Он наклонялся то туда, то сюда; без конца обводил глазами стекло.
Путешественник хотел было отогнать его, ибо то, что делал этот осужденный,
было, очевидно, наказуемо. Но офицер придержал
путешественника одной рукой, другой взял с песчаного склона ком земли и
бросил его в солдата. Солдат моментально открыл глаза, увидел, что позволяет
себе осужденный, бросил винтовку, уперся каблуками в землю, одернул
осужденного так, что тот сразу упал, и взирал потом сверху, как тот крутился у его ног и
звенел цепями.
- Поставь его на ноги! - крикнул офицер, ибо он заметил, что эта
картина с заключенным слишком отвлекала внимание путешественника.
Путешественник даже перегнулся через борону, совсем о ней позабыв, и
хотел только увидеть, что будет с осужденным.
- Смотри, обращайся с ним как следует! -
снова крикнул офицер.
Он обежал аппарат, сам подхватил осужденного под мышки и поднял его, то
и дело теряющего под собой опору, с помощью солдата на ноги.
- Ну, теперь я все знаю, - сказал путешественник, когда офицер
вернулся к нему.
- Кроме самого важного, - заметил тот,
тронул путешественника за руку и показал наверх. - Там, внутри корпуса
чертежника, расположен шестеренчатый механизм, который регулирует движения
бороны, и этот механизм выводится в то или иное положение непосредственно чертежем, определяющим суть приговора. Я еще
пользуюсь чертежами бывшего коменданта. Вот они, - он вытащил несколько
листков из кожаной книжечки. - К сожалению, я не могу дать вам их в руки;
они самое дорогое, что у меня есть. Присядьте, я покажу вам их с этого
расстояния, так вам все будет хорошо видно.

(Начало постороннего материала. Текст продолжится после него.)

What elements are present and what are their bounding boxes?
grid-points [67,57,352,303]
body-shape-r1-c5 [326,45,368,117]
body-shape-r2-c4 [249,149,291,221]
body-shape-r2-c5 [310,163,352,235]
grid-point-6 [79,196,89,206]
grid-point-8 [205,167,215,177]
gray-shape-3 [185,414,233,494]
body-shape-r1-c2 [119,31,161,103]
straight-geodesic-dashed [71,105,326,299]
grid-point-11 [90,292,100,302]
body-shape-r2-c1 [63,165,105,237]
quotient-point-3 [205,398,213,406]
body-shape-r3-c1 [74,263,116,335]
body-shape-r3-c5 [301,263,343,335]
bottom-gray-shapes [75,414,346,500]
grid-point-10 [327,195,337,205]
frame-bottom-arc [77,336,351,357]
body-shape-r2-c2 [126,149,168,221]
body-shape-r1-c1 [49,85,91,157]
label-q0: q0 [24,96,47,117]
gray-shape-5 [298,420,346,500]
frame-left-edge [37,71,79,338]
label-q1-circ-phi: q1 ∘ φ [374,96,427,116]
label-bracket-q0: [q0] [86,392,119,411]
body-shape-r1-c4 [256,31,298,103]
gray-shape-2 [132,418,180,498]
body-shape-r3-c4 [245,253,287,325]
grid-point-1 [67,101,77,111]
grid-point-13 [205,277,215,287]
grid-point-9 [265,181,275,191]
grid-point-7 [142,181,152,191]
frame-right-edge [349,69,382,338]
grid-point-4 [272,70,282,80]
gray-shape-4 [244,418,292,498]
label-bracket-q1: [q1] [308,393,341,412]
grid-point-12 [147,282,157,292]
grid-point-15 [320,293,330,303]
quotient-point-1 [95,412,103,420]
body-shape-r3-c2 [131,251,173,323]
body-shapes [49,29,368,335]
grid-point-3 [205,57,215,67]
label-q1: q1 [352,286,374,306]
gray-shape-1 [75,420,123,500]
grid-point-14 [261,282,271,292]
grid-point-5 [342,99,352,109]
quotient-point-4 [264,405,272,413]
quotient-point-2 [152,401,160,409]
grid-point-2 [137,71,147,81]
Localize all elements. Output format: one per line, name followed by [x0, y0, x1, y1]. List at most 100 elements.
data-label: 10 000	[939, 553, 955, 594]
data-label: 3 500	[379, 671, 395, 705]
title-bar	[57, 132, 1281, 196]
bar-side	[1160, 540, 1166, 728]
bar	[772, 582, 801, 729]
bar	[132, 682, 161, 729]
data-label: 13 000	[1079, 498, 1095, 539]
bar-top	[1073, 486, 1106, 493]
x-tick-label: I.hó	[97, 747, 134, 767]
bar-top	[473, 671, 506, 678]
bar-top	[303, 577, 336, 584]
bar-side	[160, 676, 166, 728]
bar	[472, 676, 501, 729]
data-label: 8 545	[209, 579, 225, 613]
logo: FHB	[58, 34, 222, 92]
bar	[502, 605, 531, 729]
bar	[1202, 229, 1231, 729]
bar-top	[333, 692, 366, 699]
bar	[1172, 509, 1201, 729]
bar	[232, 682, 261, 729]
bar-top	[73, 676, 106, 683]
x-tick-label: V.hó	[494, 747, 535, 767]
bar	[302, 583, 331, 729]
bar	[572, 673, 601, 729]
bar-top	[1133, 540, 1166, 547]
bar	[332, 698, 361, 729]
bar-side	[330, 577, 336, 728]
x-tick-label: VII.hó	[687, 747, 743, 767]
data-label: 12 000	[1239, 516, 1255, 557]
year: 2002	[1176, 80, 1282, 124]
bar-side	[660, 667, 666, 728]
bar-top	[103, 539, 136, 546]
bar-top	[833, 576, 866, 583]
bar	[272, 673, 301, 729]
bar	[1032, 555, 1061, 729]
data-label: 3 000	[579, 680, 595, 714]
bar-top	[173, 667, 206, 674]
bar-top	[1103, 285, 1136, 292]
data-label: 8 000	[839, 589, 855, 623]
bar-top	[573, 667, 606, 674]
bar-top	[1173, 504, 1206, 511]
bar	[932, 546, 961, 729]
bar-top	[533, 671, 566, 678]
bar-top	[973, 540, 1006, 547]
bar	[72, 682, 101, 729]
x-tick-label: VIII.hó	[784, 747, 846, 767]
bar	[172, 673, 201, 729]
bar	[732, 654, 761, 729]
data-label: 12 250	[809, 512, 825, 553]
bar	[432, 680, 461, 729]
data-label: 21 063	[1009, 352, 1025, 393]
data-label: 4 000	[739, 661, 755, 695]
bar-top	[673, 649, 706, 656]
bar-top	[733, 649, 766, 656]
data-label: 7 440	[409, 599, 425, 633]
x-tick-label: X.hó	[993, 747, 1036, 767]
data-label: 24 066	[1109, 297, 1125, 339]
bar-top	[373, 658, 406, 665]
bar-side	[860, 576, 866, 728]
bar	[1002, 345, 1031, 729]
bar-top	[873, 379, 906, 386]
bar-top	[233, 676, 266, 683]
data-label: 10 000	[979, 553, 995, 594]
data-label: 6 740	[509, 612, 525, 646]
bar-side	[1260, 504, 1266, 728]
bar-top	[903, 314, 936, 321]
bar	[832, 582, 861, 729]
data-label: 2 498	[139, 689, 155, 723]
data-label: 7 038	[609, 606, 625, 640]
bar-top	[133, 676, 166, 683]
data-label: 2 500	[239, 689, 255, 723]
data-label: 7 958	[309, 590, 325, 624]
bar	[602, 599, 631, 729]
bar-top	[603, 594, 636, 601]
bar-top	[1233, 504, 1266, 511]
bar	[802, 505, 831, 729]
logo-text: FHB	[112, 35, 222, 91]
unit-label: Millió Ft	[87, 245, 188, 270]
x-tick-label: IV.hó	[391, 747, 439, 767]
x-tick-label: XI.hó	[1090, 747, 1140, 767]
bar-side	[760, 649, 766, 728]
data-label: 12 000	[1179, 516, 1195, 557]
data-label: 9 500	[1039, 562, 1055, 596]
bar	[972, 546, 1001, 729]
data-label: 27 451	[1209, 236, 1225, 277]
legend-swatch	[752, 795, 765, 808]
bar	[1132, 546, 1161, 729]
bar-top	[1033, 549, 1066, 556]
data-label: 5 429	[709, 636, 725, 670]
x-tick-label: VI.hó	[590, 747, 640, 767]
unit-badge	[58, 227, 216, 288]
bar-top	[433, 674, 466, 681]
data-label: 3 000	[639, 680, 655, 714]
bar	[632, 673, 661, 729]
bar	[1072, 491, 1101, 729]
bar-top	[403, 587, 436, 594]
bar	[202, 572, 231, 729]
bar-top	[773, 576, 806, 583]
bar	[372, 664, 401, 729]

Он показал первый листок. Путешественник
был бы и рад сказать что-нибудь похвальное, но его взору предстали только
запутанные, начерченные в форме какого-то лабиринта, во многих местах
пересекающие друг друга линии, которые так густо покрывали бумагу, что лишь
с трудом можно было различить белые пространства между ними.
- Читайте, - сказал офицер.
- Я не могу, - сказал путешественник.
- Тут же все ясно видно, - сказал офицер.
- Выполнено весьма искусно, - сказал
путешественник уклончиво, - но я не могу ничего расшифровать.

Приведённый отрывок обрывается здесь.